While we must build, scale, and evaluate our system to confirm and measure our predictions, we anticipate measurable benefits to multiple stakeholders, including:

  • Higher levels of participation in preventative medicine
  • More timely and accurate use of diagnostics
  • Reduced levels of unnecessary hospital visitation
  • Higher levels of nutrition
  • Lower levels of over-prescription
  • Reduced levels of human error
  • Improved physician productivity
  • Reduced overall cost of health care
  • Much greater use of analytics and predictive algorithms
  • Expedited paths to discovery for LS researchers

In May of 2010, we unveiled our semantic health care platform with a companion diabetes use case scenario, which is written in a story telling format, and is freely available in PDF.

Preparing for the big data storm in mHealth


Imagine the gasp from the family physician when he is confronted with the first text message from a patient asking whether they are dying due to the asynchronistic patterns displayed by their new mobile app, which is being downloaded by the millions daily.  Or consider the cardiologist who suddenly has the opportunity to observe a continuous mobile data stream 24/7/365 sourced from multiple sensors on 95% of her patients, creating more data in a day than the previous decade.

For some time now I have been thinking about structures, classifications, compression, security, scaling, and synthesis of data for the anticipated big data storm just beginning to form in mobile health.
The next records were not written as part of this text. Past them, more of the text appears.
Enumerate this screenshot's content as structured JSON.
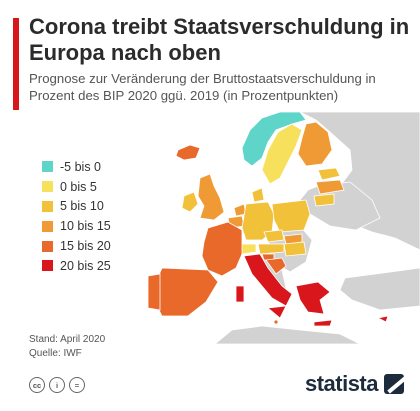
{
  "header": {
    "title": "Corona treibt Staatsverschuldung in Europa nach oben",
    "subtitle": "Prognose zur Veränderung der Bruttostaatsverschuldung in Prozent des BIP 2020 ggü. 2019 (in Prozentpunkten)",
    "accent_color": "#d9161b"
  },
  "legend": [
    {
      "label": "-5 bis 0",
      "color": "#5fd4c8"
    },
    {
      "label": "0 bis 5",
      "color": "#f7e15c"
    },
    {
      "label": "5 bis 10",
      "color": "#f2c13a"
    },
    {
      "label": "10 bis 15",
      "color": "#ef9a34"
    },
    {
      "label": "15 bis 20",
      "color": "#e9692a"
    },
    {
      "label": "20 bis 25",
      "color": "#d9161b"
    }
  ],
  "map": {
    "no_data_color": "#d2d2d2",
    "water_color": "#ffffff",
    "regions": [
      {
        "name": "Island",
        "bin": "15 bis 20"
      },
      {
        "name": "Norwegen",
        "bin": "-5 bis 0"
      },
      {
        "name": "Schweden",
        "bin": "0 bis 5"
      },
      {
        "name": "Finnland",
        "bin": "10 bis 15"
      },
      {
        "name": "Estland",
        "bin": "5 bis 10"
      },
      {
        "name": "Lettland",
        "bin": "10 bis 15"
      },
      {
        "name": "Litauen",
        "bin": "5 bis 10"
      },
      {
        "name": "Irland",
        "bin": "5 bis 10"
      },
      {
        "name": "Vereinigtes Königreich",
        "bin": "10 bis 15"
      },
      {
        "name": "Dänemark",
        "bin": "5 bis 10"
      },
      {
        "name": "Niederlande",
        "bin": "10 bis 15"
      },
      {
        "name": "Belgien",
        "bin": "10 bis 15"
      },
      {
        "name": "Deutschland",
        "bin": "5 bis 10"
      },
      {
        "name": "Polen",
        "bin": "5 bis 10"
      },
      {
        "name": "Tschechien",
        "bin": "5 bis 10"
      },
      {
        "name": "Slowakei",
        "bin": "10 bis 15"
      },
      {
        "name": "Österreich",
        "bin": "5 bis 10"
      },
      {
        "name": "Ungarn",
        "bin": "5 bis 10"
      },
      {
        "name": "Schweiz",
        "bin": "0 bis 5"
      },
      {
        "name": "Frankreich",
        "bin": "15 bis 20"
      },
      {
        "name": "Spanien",
        "bin": "15 bis 20"
      },
      {
        "name": "Portugal",
        "bin": "15 bis 20"
      },
      {
        "name": "Italien",
        "bin": "20 bis 25"
      },
      {
        "name": "Slowenien",
        "bin": "15 bis 20"
      },
      {
        "name": "Kroatien",
        "bin": "15 bis 20"
      },
      {
        "name": "Griechenland",
        "bin": "20 bis 25"
      },
      {
        "name": "Zypern",
        "bin": "20 bis 25"
      },
      {
        "name": "Malta",
        "bin": "15 bis 20"
      }
    ]
  },
  "footer": {
    "stand": "Stand: April 2020",
    "quelle": "Quelle: IWF",
    "license_icons": [
      "cc-icon",
      "by-icon",
      "nd-icon"
    ],
    "license_glyphs": [
      "cc",
      "i",
      "="
    ],
    "brand": "statista"
  }
}
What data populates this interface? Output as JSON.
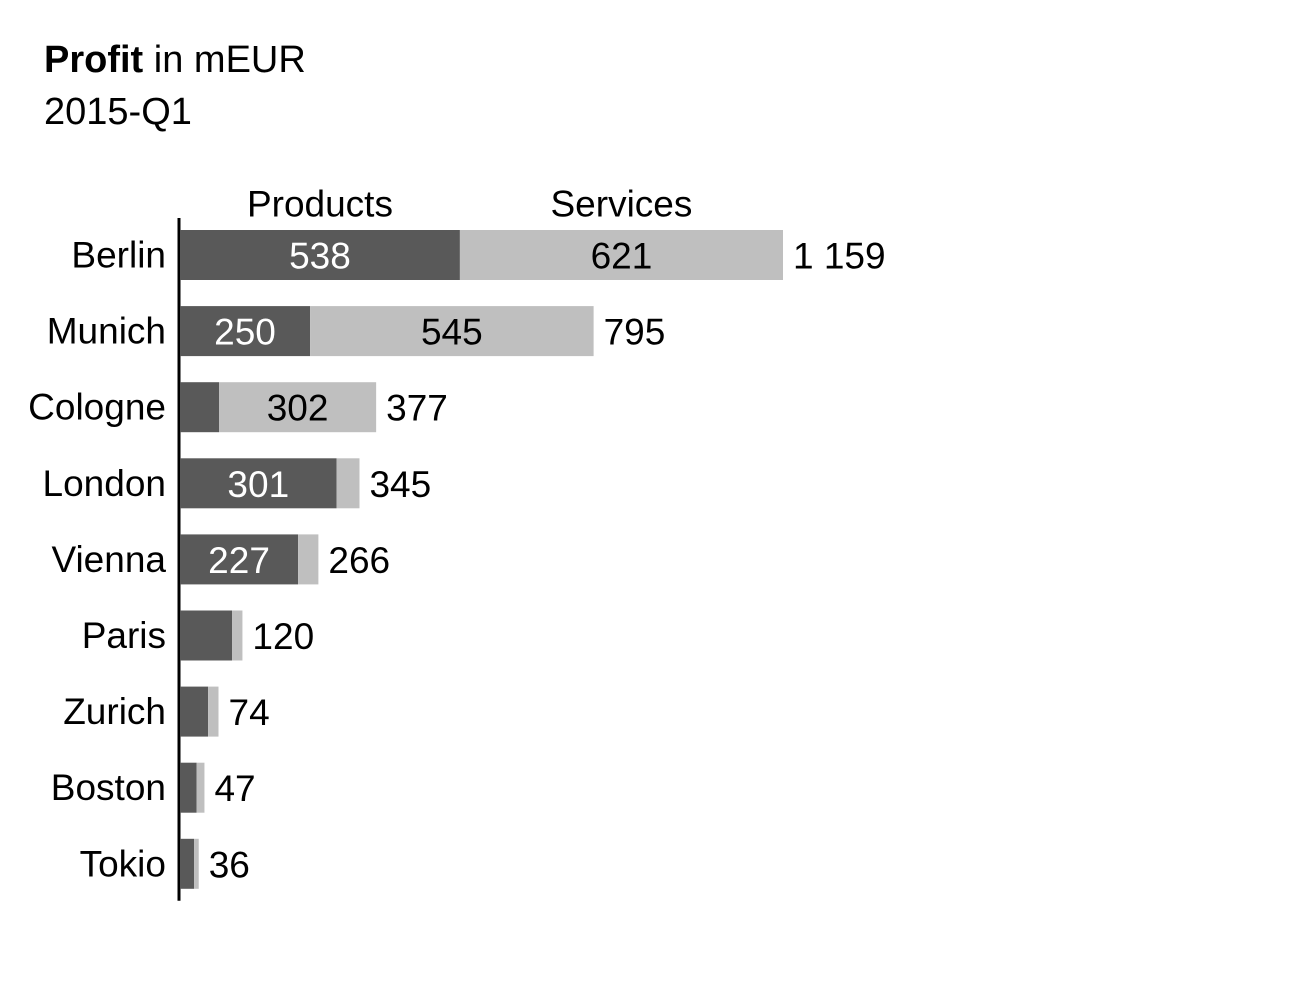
{
  "chart_data": {
    "type": "bar",
    "orientation": "horizontal",
    "stacked": true,
    "title_bold": "Profit",
    "title_rest": " in mEUR",
    "subtitle": "2015-Q1",
    "categories": [
      "Berlin",
      "Munich",
      "Cologne",
      "London",
      "Vienna",
      "Paris",
      "Zurich",
      "Boston",
      "Tokio"
    ],
    "series": [
      {
        "name": "Products",
        "color": "#595959",
        "label_color": "#ffffff",
        "values": [
          538,
          250,
          75,
          301,
          227,
          100,
          54,
          32,
          27
        ],
        "labels": [
          "538",
          "250",
          "",
          "301",
          "227",
          "",
          "",
          "",
          ""
        ]
      },
      {
        "name": "Services",
        "color": "#bfbfbf",
        "label_color": "#000000",
        "values": [
          621,
          545,
          302,
          44,
          39,
          20,
          20,
          15,
          9
        ],
        "labels": [
          "621",
          "545",
          "302",
          "",
          "",
          "",
          "",
          "",
          ""
        ]
      }
    ],
    "totals": [
      "1 159",
      "795",
      "377",
      "345",
      "266",
      "120",
      "74",
      "47",
      "36"
    ],
    "legend_placement": "top, above first bar",
    "grid": false,
    "xlim": [
      0,
      1159
    ]
  }
}
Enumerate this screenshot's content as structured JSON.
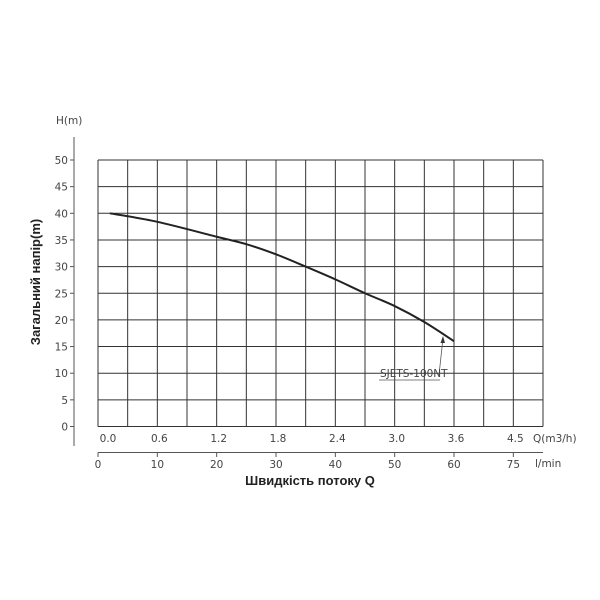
{
  "chart_data": {
    "type": "line",
    "ylabel": "Загальний напір(m)",
    "y_unit_label": "H(m)",
    "xlabel": "Швидкість потоку Q",
    "x_unit_label": "l/min",
    "x2_unit_label": "Q(m3/h)",
    "ylim": [
      0,
      50
    ],
    "xlim": [
      0,
      75
    ],
    "y_ticks": [
      "0",
      "5",
      "10",
      "15",
      "20",
      "25",
      "30",
      "35",
      "40",
      "45",
      "50"
    ],
    "x_ticks": [
      {
        "value": 0,
        "label": "0"
      },
      {
        "value": 10,
        "label": "10"
      },
      {
        "value": 20,
        "label": "20"
      },
      {
        "value": 30,
        "label": "30"
      },
      {
        "value": 40,
        "label": "40"
      },
      {
        "value": 50,
        "label": "50"
      },
      {
        "value": 60,
        "label": "60"
      },
      {
        "value": 75,
        "label": "75"
      }
    ],
    "x2_ticks": [
      {
        "value": 0,
        "label": "0.0"
      },
      {
        "value": 10,
        "label": "0.6"
      },
      {
        "value": 20,
        "label": "1.2"
      },
      {
        "value": 30,
        "label": "1.8"
      },
      {
        "value": 40,
        "label": "2.4"
      },
      {
        "value": 50,
        "label": "3.0"
      },
      {
        "value": 60,
        "label": "3.6"
      },
      {
        "value": 75,
        "label": "4.5"
      }
    ],
    "grid": true,
    "series": [
      {
        "name": "SJETS-100NT",
        "x": [
          2,
          10,
          20,
          25,
          30,
          35,
          40,
          45,
          50,
          55,
          60
        ],
        "y": [
          40,
          38.4,
          35.6,
          34.2,
          32.3,
          30,
          27.6,
          25,
          22.6,
          19.6,
          16
        ],
        "color": "#222222"
      }
    ]
  }
}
Even with a healthy dose of de-hyped skepticism, the mobile health data storm promises record sustained winds, with much higher gusts.  An extension of the Internet and Web, which is often compared to a global electric grid, mobility also contains dynamics more comparable to solar winds or sea plankton, complete we intend with personalized recipes that will positively impact human behavior, diagnostics, and therapies.
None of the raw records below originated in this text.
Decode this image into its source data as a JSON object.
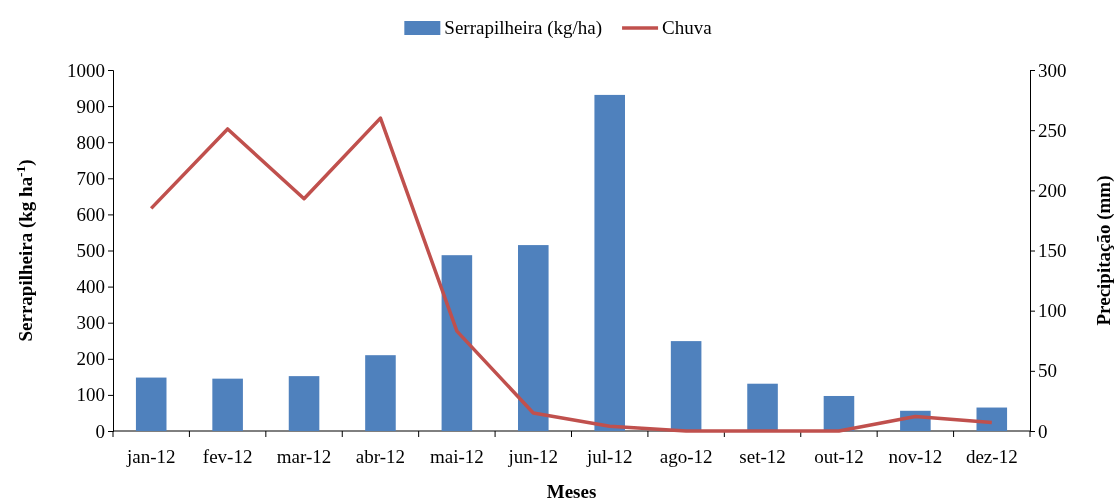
{
  "chart_data": {
    "type": "bar",
    "categories": [
      "jan-12",
      "fev-12",
      "mar-12",
      "abr-12",
      "mai-12",
      "jun-12",
      "jul-12",
      "ago-12",
      "set-12",
      "out-12",
      "nov-12",
      "dez-12"
    ],
    "series": [
      {
        "name": "Serrapilheira (kg/ha)",
        "color": "#4f81bd",
        "values": [
          148,
          145,
          152,
          210,
          487,
          515,
          931,
          249,
          131,
          97,
          56,
          65
        ]
      },
      {
        "name": "Chuva",
        "type": "line",
        "axis": "y2",
        "color": "#c0504d",
        "values": [
          185,
          251,
          193,
          260,
          83,
          15,
          4,
          0,
          0,
          0,
          12,
          7
        ]
      }
    ],
    "xlabel": "Meses",
    "ylabel": "Serrapilheira  (kg ha$^{-1}$)",
    "y2label": "Precipitação (mm)",
    "ylim": [
      0,
      1000
    ],
    "yticks": [
      0,
      100,
      200,
      300,
      400,
      500,
      600,
      700,
      800,
      900,
      1000
    ],
    "y2lim": [
      0,
      300
    ],
    "y2ticks": [
      0,
      50,
      100,
      150,
      200,
      250,
      300
    ],
    "legend": "top",
    "grid": false,
    "marker": "none",
    "line_style": "solid"
  }
}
While specific outcomes can only be fully understood with high-scale testing, several assumptions warrant serious consideration, including:

  • Several billion people worldwide will be introduced to lab-quality, real-time data for the first time
  • To avert chaos, mHealth data must be highly structured from inception
  • Care givers will quickly become far more conversant in computing
  • Care facilities and organizations will be transformed, with multiple new disruptive models emerging
  • Multi-dimensional visualization of human physiology will become ubiquitous from global to nano scale
  • Self-managed care will rapidly scale, as will expectations
  • Sensory implants and implanted sensors will normalize
  • Advanced data management engines will become essential cores of healthcare organizations
  • The gap between life science research and health care will begin to close
  • The velocity of discoveries will rapidly expand

In looking out to this new galaxy, it’s relatively easy to see far more dramatic change than is commonly discussed. Medicine has avoided much of the revolutionary change affecting other industries from rapid technological evolution, in large part by regulatory management, leading to a model that is no longer affordable. How might health care change when ‘democratized’ by billions of people? Who knows; a considerable amount is probably a fair guess. I am far less certain of how mobile health will change regulation than the necessity to properly manage the data, or the need for data structure, in order to optimize decision making and realize the potential of personalized medicine.

The mobile phenomenon is much different than the emergence of enterprise networks, the consumer web, or big data found within intelligence and research, but is rather more like a hybrid that borrows from each, with the extraordinarily complex individual human brain increasingly in the driver’s seat. It should prove to be a journey full of adventure, hidden obstacles, and exciting discovery.